BLANEY'S APPEALS: COURT OF APPEAL SUMMARIES (DECEMBER 30, 2019 – JANUARY 3, 2020)Ontario College of Teachers v. Bouragba, 2019 ONCA 1028 (CanLII)
[Lauwers, Fairburn and Zarnett JJ.A.]
AB, acting in person
Christine Lonsdale and Charlotte-Anne Malischewski, for the respondent
Keywords: Tort, Defamation, Anti-SLAPP, Courts of Justice Act, R.S.O. 1990, c. C.43, s. 137.1, 1704604 Ontario Ltd. v. Pointes Protection Association, 2018 ONCA 685
AB is a member of the Ontario College of Teachers (the “College”) and was a member of the College’s Council from July 1, 2012 to October 2, 2014, when he resigned. AB sent several communications to past and present members of the Council, the Attorney General of Ontario, and the Minister of Education advocating for a public inquiry into a wide range of alleged misconduct on the part of the College and people affiliated with it. The College sued, alleging that the communications were defamatory.

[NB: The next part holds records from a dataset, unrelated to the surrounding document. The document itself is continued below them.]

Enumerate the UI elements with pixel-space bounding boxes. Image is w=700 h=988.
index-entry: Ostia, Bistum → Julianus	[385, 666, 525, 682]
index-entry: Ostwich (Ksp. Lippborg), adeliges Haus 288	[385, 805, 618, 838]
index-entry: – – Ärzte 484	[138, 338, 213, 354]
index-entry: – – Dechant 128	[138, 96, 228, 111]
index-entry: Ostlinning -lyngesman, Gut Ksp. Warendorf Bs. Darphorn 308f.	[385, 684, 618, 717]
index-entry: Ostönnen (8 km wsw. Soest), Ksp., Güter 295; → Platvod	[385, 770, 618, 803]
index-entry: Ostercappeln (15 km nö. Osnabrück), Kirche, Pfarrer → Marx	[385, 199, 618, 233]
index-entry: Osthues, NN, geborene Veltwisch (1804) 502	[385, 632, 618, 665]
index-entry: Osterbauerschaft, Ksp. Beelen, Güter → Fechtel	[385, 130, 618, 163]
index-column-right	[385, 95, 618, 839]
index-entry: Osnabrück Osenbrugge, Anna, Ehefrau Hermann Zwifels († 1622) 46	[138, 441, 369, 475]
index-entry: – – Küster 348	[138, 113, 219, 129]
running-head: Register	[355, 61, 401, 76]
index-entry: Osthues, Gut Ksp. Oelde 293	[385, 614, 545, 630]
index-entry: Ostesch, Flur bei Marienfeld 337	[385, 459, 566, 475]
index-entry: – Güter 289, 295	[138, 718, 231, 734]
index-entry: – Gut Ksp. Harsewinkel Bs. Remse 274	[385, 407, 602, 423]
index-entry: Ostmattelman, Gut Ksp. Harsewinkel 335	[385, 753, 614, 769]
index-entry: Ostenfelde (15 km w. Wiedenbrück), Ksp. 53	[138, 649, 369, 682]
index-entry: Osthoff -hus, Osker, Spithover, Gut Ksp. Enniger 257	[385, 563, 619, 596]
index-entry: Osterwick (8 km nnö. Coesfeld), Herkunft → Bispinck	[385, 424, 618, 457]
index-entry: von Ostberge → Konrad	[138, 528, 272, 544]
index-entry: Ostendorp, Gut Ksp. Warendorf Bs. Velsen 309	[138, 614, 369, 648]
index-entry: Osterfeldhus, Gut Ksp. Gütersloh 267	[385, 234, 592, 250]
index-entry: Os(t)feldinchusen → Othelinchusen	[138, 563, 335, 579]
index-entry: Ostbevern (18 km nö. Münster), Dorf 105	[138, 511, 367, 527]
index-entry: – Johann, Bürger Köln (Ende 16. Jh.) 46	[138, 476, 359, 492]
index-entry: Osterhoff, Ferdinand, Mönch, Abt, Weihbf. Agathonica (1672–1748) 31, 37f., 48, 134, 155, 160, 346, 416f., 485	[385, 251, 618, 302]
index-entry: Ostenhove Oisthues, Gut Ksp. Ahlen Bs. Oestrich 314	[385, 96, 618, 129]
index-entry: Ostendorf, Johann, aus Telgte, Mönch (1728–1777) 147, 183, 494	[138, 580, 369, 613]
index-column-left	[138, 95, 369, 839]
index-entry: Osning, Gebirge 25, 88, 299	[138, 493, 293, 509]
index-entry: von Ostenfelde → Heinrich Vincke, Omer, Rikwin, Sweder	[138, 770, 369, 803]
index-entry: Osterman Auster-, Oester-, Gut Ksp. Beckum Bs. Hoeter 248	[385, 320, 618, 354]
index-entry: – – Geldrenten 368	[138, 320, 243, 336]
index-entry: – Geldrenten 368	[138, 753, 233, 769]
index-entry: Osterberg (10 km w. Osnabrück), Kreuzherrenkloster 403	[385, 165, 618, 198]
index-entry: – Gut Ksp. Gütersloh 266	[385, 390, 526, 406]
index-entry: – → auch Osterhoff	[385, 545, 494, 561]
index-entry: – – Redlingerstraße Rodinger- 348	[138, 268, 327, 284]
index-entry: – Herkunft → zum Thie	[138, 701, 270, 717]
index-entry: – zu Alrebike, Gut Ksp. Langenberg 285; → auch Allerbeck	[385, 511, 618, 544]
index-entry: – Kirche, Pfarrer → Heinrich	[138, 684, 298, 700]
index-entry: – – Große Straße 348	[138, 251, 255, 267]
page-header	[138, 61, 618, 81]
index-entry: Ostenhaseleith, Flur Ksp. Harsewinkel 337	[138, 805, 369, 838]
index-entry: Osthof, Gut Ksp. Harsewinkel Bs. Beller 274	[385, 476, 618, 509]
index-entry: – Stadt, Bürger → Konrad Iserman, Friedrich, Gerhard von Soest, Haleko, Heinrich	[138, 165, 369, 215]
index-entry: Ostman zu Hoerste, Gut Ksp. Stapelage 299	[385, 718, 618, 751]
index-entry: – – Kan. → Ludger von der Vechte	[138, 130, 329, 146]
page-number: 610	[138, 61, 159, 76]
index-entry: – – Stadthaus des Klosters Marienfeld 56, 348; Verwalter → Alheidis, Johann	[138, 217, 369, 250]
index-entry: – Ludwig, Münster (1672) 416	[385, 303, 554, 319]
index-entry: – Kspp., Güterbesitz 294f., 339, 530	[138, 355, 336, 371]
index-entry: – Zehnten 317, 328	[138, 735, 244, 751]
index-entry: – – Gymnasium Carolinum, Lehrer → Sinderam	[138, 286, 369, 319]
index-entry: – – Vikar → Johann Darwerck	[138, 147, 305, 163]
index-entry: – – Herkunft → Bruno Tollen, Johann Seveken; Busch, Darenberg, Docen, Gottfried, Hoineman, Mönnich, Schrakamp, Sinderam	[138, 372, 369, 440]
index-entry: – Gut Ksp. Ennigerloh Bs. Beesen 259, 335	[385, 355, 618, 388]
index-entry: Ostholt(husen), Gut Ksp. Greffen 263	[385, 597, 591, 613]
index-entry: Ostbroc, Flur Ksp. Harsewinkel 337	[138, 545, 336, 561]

AB brought a motion to dismiss the defamation lawsuit under the Anti-SLAPP provisions set out in s. 137.1 of the Courts of Justice Act. The motion judge denied AB’s motion on the ground that he had not discharged his burden of proving that the defamation proceeding arose from an expression that related to a matter of public interest. AB appealed.
(1) Did the motion judge err in denying AB’s motion?
(1) Yes. Although the motion judge adverted to the requirement to view the communications objectively, she did not properly apply the test. Viewed objectively, and divorced from any consideration of the merits or manner of expression and the motive of the speaker, the Court found that the communications could not be reasonably said to relate solely to “private grievances” and the motion judge’s finding to this effect were a palpable and overriding error.
The Court also noted that the finding appeared to have been impermissibly tainted by a consideration of AB’s motive. At the first threshold step of the analysis, in assessing whether the expression is a matter of public interest under s. 137.1(3) of the Courts of Justice Act, the court is not to consider the motivations of the allegedly defamatory speaker. Motivations do play a role in the third step relating to the “public interest hurdle”. However, the Court found in this case that the motion judge appeared to have taken AB’s motivations into account in concluding, at step one, that AB was expressing “private grievances,” so that the public interest element had not been satisfied.
Further, the motion judge misapprehended the test under s. 137.1 as set out in 1704604 Ontario Ltd. v. Pointes Protection Association, 2018 ONCA 685 (“Pointes”). AB’s communications were mixed, but many elements manifestly engaged the public interest. Whether those elements were sufficient to attract the protection of s. 137.1 should have been assessed further at the second step, the “merits-based hurdle,” and at the third step, the “public interest hurdle.” However, the motion judge stopped her analysis at the first step and did not proceed to the second and third steps of the Pointes analysis.
The Court was reluctant to carry forward the reasoning process required by s. 137.1 on appeal without full argument on the “merits-based hurdle” and the “public interest hurdle,” and in the absence of careful analysis by a motion judge. Therefore, the appeal was allowed and the appellant’s motion was remitted to the Superior Court to be heard by a different judge.